COP26: Indigenous leaders, Scottish Highlanders unite in land reform campaign

Tighnabruaich, UK, Nov 8 (EFE).- The struggle to reclaim land has united Indigenous leaders and Scottish Highlanders at the United Nations COP26 summit in Glasgow.

Although separated by thousands of miles, both communities feel deprived of their own land, which in the Global South is hawked out to mining, oil and logging companies and in Scotland to investment funds, corporations and wealthy landowners.
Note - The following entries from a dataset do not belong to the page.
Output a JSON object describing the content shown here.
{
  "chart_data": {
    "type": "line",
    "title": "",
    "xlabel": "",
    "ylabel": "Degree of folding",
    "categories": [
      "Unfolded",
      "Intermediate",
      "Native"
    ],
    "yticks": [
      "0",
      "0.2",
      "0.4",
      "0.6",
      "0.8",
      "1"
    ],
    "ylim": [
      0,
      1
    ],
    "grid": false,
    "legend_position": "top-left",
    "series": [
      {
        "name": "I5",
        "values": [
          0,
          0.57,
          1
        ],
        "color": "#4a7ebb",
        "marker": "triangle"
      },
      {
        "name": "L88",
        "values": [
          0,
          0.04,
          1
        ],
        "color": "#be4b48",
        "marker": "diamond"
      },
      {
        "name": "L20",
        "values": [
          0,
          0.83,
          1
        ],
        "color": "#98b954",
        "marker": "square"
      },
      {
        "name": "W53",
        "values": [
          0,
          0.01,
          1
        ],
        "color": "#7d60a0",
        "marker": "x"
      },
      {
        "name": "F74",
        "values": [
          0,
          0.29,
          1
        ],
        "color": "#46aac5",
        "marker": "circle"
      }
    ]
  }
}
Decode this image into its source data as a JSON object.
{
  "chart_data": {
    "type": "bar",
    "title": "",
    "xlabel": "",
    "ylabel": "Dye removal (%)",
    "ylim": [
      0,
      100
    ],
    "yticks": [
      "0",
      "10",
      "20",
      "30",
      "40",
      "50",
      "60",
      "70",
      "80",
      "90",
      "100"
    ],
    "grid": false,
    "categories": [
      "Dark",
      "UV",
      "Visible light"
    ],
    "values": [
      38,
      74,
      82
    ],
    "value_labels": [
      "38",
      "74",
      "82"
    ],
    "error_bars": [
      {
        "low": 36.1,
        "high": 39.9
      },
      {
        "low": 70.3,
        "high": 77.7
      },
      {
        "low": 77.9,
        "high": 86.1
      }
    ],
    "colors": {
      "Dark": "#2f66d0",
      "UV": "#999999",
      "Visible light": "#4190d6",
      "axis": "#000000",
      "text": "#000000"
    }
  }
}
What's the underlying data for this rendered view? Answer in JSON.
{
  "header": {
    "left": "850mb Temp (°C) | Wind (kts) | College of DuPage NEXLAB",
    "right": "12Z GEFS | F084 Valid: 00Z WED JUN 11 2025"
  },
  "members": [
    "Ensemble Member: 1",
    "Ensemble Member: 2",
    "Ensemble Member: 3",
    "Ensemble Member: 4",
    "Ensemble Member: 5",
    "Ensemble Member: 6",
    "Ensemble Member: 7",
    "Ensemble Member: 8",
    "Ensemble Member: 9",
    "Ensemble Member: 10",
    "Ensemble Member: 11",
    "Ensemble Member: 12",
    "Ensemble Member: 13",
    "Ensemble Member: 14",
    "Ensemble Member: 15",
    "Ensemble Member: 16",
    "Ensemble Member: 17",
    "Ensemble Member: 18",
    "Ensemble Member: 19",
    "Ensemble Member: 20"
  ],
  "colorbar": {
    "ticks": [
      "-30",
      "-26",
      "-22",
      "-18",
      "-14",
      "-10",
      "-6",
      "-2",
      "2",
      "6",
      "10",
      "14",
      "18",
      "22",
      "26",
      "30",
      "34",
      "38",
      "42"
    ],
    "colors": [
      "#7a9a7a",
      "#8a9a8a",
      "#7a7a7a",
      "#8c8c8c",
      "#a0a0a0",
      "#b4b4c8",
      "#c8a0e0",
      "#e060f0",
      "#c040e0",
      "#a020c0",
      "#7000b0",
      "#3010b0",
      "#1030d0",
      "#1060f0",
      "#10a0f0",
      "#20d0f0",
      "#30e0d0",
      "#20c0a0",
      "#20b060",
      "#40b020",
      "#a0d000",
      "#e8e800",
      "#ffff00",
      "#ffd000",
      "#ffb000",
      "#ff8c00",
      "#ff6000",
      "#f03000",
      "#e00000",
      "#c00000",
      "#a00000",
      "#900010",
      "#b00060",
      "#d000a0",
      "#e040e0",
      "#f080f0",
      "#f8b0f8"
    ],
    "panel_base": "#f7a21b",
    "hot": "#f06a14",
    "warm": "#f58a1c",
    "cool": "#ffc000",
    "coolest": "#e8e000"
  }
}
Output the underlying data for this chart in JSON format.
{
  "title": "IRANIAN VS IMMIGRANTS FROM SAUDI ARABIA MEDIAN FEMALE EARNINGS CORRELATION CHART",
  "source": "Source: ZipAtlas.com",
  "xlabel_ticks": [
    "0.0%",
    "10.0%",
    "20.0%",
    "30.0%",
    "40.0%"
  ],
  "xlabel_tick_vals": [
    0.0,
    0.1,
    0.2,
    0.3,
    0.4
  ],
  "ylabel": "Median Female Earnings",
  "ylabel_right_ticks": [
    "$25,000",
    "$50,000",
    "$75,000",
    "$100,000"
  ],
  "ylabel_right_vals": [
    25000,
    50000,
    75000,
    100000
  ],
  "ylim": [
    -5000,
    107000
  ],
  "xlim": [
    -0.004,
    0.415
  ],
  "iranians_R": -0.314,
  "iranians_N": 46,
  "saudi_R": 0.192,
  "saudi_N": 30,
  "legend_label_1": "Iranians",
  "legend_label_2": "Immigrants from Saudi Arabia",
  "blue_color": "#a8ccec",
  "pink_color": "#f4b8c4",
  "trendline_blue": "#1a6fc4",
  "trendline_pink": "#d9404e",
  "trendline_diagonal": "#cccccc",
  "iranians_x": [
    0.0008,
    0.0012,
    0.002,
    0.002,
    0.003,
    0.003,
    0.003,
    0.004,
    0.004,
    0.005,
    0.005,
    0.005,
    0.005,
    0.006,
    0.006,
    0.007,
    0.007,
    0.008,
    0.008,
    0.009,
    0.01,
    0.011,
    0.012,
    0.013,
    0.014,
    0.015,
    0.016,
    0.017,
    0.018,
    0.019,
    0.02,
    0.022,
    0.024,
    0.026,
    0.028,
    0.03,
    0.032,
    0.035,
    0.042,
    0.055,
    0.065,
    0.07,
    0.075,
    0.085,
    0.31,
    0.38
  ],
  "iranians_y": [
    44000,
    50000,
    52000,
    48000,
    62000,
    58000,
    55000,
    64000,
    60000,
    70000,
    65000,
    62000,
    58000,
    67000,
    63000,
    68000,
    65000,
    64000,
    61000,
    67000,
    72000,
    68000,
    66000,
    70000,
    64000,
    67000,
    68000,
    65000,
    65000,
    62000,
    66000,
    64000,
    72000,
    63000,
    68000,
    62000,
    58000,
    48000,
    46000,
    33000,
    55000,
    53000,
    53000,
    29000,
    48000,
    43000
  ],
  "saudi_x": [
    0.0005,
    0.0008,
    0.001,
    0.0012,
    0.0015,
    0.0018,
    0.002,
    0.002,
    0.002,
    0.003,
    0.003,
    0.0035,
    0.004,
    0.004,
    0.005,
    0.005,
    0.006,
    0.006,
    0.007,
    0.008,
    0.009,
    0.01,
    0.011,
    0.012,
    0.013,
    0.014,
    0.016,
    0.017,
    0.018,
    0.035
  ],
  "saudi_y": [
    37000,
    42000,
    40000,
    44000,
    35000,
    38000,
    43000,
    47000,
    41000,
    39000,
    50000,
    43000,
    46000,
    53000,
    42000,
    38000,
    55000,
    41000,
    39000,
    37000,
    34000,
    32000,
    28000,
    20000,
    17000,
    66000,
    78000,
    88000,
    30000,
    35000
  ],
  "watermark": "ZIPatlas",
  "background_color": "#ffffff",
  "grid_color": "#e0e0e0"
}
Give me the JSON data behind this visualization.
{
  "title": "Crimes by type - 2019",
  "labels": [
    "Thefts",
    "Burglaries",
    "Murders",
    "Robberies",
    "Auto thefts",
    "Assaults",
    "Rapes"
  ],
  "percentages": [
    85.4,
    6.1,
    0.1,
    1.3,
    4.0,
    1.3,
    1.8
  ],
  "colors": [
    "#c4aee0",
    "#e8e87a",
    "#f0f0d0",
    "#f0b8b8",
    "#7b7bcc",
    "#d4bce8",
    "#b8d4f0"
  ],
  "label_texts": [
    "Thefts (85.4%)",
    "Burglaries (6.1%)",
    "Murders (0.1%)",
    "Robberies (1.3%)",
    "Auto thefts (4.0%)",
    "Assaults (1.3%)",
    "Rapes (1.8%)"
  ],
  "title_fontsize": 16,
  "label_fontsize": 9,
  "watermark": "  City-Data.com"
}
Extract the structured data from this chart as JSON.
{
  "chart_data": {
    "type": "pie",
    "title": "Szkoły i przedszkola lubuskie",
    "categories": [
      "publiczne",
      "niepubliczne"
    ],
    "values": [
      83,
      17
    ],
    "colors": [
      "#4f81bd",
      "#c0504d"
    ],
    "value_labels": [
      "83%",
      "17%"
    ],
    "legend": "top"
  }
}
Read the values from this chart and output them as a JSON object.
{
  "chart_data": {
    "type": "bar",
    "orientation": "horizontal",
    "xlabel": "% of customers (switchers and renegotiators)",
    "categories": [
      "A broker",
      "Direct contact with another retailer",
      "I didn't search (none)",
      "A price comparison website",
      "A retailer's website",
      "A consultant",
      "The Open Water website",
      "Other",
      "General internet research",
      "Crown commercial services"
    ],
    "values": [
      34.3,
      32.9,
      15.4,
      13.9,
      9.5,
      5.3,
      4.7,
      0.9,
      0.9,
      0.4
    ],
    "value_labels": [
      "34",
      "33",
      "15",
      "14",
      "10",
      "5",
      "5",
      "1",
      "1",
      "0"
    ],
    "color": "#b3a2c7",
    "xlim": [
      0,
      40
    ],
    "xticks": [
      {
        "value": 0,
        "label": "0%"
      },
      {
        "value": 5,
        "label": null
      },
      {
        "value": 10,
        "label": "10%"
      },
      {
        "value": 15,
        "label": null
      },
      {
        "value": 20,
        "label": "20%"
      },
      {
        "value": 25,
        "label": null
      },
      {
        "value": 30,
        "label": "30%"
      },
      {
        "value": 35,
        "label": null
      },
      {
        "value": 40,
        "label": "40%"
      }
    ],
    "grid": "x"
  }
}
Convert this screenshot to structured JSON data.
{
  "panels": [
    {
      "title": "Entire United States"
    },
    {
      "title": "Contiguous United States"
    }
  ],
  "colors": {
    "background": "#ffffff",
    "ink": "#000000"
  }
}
In a friendship ceremony this week, representatives of Indigenous communities and Highlanders planted an oak tree in the village of Tighnabruaich as a symbol of their alliance in the shared struggle to reclaim land for the people and the campaign to tackle the climate crisis.

“From the experience today from meeting all the indigenous leaders, it has been really moving (…) I think it has solidified our motivation and our inspiration to continue the fight both for land reform and for climate justice,” Mary Lou Anderson, a coordinator at Kilfinan Community Forest, based near Tighnabruaich in western Scotland, told Efe.

In Scotland, 67% of the land is owned by 0.025% of the population, Calum Macleod, policy director at Community Land Scotland, told Efe, adding that community land ownership accounted for 2.5 to 3% of ownership.

“Scotland has, if not a unique, certainly a very unusually concentrated pattern of private land ownership,” he said.

The native inhabitants of the Highlands were driven off their land in the 18th and 19th centuries in what was known as the Highland Clearances. Landowners, or “lairds” in Gaelic, took over swathes of land to farm sheep.

A study shared at the COP26 showed that Indigenous people and local communities hold some 958 million hectares of land around the world but have access to less than half — just 447 million hectares.

The report, elaborated by the Rights and Resources Initiative, the Woodwell Climate Research Center and the Rainforest Foundation US, added that this territory in 24 countries includes 60% of the world’s tropical forests.

Due to a lack of legal recognition, Indigenous communities are left exposed to the damaging effects of deforestation and the exploitation of 130 million metric tons of carbon contained in the landscapes.